Smith reports that he has filed a state habeas corpus application and a supplemental application with the 85th District Court of Brazos County, raising claims of ineffective assistance of counsel, new evidence, official misconduct, and other allegations.Smith acknowledges that there has been no final decision on his application, which remains pending before the 85th District Court.Public records of Texas judicial proceedings confirm that the Texas Court of Criminal Appeals has not yet had the opportunity to review Smith's claims. Smith does not show that state habeas corpus review is unavailable or that he fits within a recognized exception to the exhaustion doctrine. Under these circumstances, the pending federal habeas Petition must be dismissed without prejudice for lack of exhaustion. See Rose v. Lundy, 102 S.Ct. 1198, 1203 (1982) ("A rigorously enforced total exhaustion rule will encourage state prisoners to seek full relief first from the state courts, thus giving those courts the first opportunity to review all claims of constitutional error.").
Petition, Docket Entry No. 1, p. 8.
Id.
See Texas Judicial Branch website, available at: http://search.txcourts.gov (last visited Sept. 21, 2023).
III. Certificate of Appealability
Rule 11 of the Rules Governing Section 2254 Cases requires a district court to issue or deny a certificate of appealability when entering a final order that is adverse to the petitioner.
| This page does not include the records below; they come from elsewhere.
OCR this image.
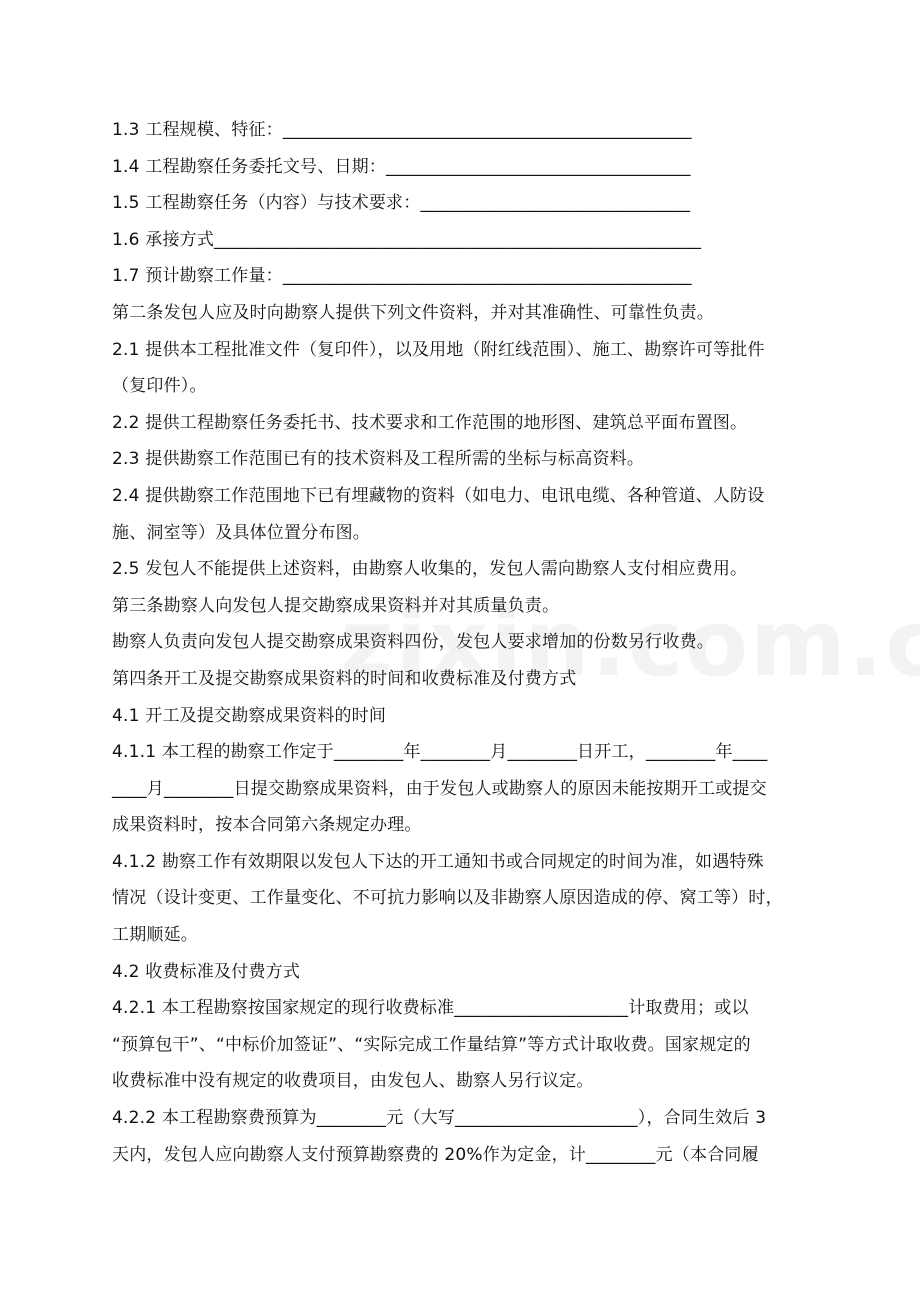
1.3 工程规模、特征：_______________________________________________
1.4 工程勘察任务委托文号、日期：___________________________________
1.5 工程勘察任务（内容）与技术要求：_______________________________
1.6 承接方式________________________________________________________
1.7 预计勘察工作量：_______________________________________________
第二条发包人应及时向勘察人提供下列文件资料，并对其准确性、可靠性负责。
2.1 提供本工程批准文件（复印件），以及用地（附红线范围）、施工、勘察许可等批件
（复印件）。
2.2 提供工程勘察任务委托书、技术要求和工作范围的地形图、建筑总平面布置图。
2.3 提供勘察工作范围已有的技术资料及工程所需的坐标与标高资料。
2.4 提供勘察工作范围地下已有埋藏物的资料（如电力、电讯电缆、各种管道、人防设
施、洞室等）及具体位置分布图。
2.5 发包人不能提供上述资料，由勘察人收集的，发包人需向勘察人支付相应费用。
第三条勘察人向发包人提交勘察成果资料并对其质量负责。
勘察人负责向发包人提交勘察成果资料四份，发包人要求增加的份数另行收费。
第四条开工及提交勘察成果资料的时间和收费标准及付费方式
4.1 开工及提交勘察成果资料的时间
4.1.1 本工程的勘察工作定于________年________月________日开工，________年____
____月________日提交勘察成果资料，由于发包人或勘察人的原因未能按期开工或提交
成果资料时，按本合同第六条规定办理。
4.1.2 勘察工作有效期限以发包人下达的开工通知书或合同规定的时间为准，如遇特殊
情况（设计变更、工作量变化、不可抗力影响以及非勘察人原因造成的停、窝工等）时，
工期顺延。
4.2 收费标准及付费方式
4.2.1 本工程勘察按国家规定的现行收费标准____________________计取费用；或以
“预算包干”、“中标价加签证”、“实际完成工作量结算”等方式计取收费。国家规定的
收费标准中没有规定的收费项目，由发包人、勘察人另行议定。
4.2.2 本工程勘察费预算为________元（大写_____________________），合同生效后 3
天内，发包人应向勘察人支付预算勘察费的 20%作为定金，计________元（本合同履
A certificate of appealability will not issue unless the petitioner makes "a substantial showing of the denial of a constitutional right," 28 U.S.C. § 2253(c)(2), which requires a petitioner to demonstrate "that reasonable jurists would find the district court's assessment of the constitutional claims debatable or wrong." Tennard v. Dretke, 124 S.Ct. 2562, 2565 (2004) (quoting Slack v. McDaniel, 120 S.Ct. 1595, 1604 (2000)). Where denial of relief is based on procedural grounds the petitioner must show not only that "jurists of reason would find it debatable whether the petition states a valid claim of the denial of a constitutional right, 11 but also that they "would find it debatable whether the district court was correct in its procedural ruling." Slack, 120 S.Ct. at 1604. Because reasonable jurists would not debate that the petitioner has not yet exhausted available state court remedies, a certificate of appealability will not issue.
IV. Conclusion and Order
Based on the foregoing, the court ORDERS as follows:
1. The Petition for a Writ of Habeas Corpus by a Person in State Custody filed by Rayford B. Smith (Docket Entry No. 1) is DISMISSED without prejudice for lack of exhaustion.
2. A certificate of appealability is DENIED.
The Clerk shall provide a copy of this Memorandum Opinion and Order to the petitioner.